The evidence is overwhelmingly against you, Oscar old chap. You’re eighty-six years old now, and many of us think that you are slowly becoming irrelevant, out-dated and just plain old boring. For something that’s meant to be the climax of a year of film, you seem to ride in on your high horse and declare this picture ‘the best’, and we should simply trust you with your decision. Well, despite this, I am not one of those people.

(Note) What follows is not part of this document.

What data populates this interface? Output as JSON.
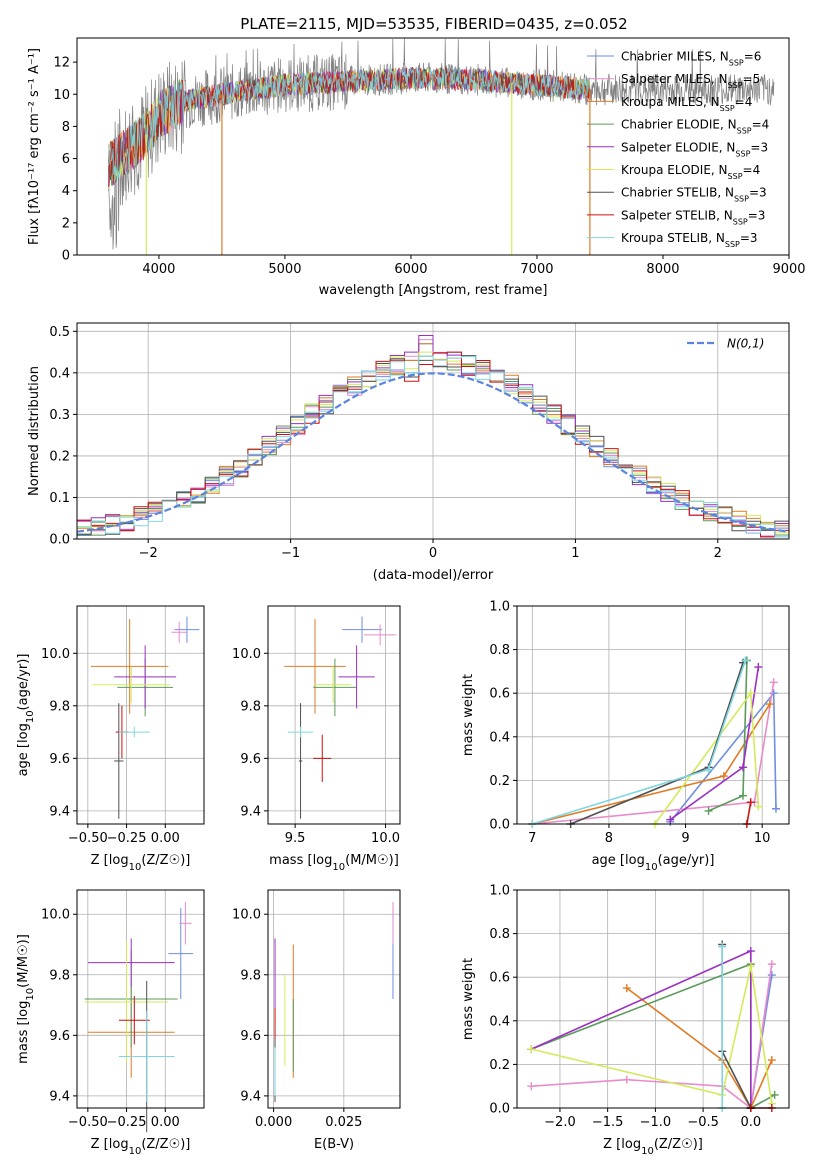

Yes, I know how could I? But this is the way I see it: In any sport you have your winners and your losers, your favourites, your enemies and the underdogs. We have World Cups where the front-runners get kicked out in the semi’s. We call foul and say it wasn’t fair. Where others say, Brazil lost 7-1, move on and get over it! So when it comes down to it, The Oscar Race is exactly that, a race. It’s brutal, it’s the real Hunger Games, and when your favourite loses, do you stop watching? Do you vow to never watch another film again? No, your favourite will still be your favourite, whether the Academy thinks it’s the ‘best’ or not. You don’t stop loving a film because it’s someone else’s number two. You try to convince that person that it’s the world’s number one. You argue your case, you take bets, you stand your ground, you have fun along the way, and at the end of the day, the movie will still start and end the way it always did, before the critics, or you, ever formed an opinion on it.
WRITTEN BY:
Thomas Riest @FilmFanaticZA
Comments (1)
Brenda Daniels says:March 4, 2015 12:45 pm
Dear Thomas,
I agree with you that the Oscar process is flawed. Films that win best picture should not necessarily have done so. However, when I look at the two lists you include in your article, I note that I have seen more in the first list than in the second. Our tastes are obviously different. But is personal taste a predictor of a good movie, a movie that will “stand the test of time” as you put it? A classic movie will surely have other important elements to it, like universal truths, realism, sensitive direction etc.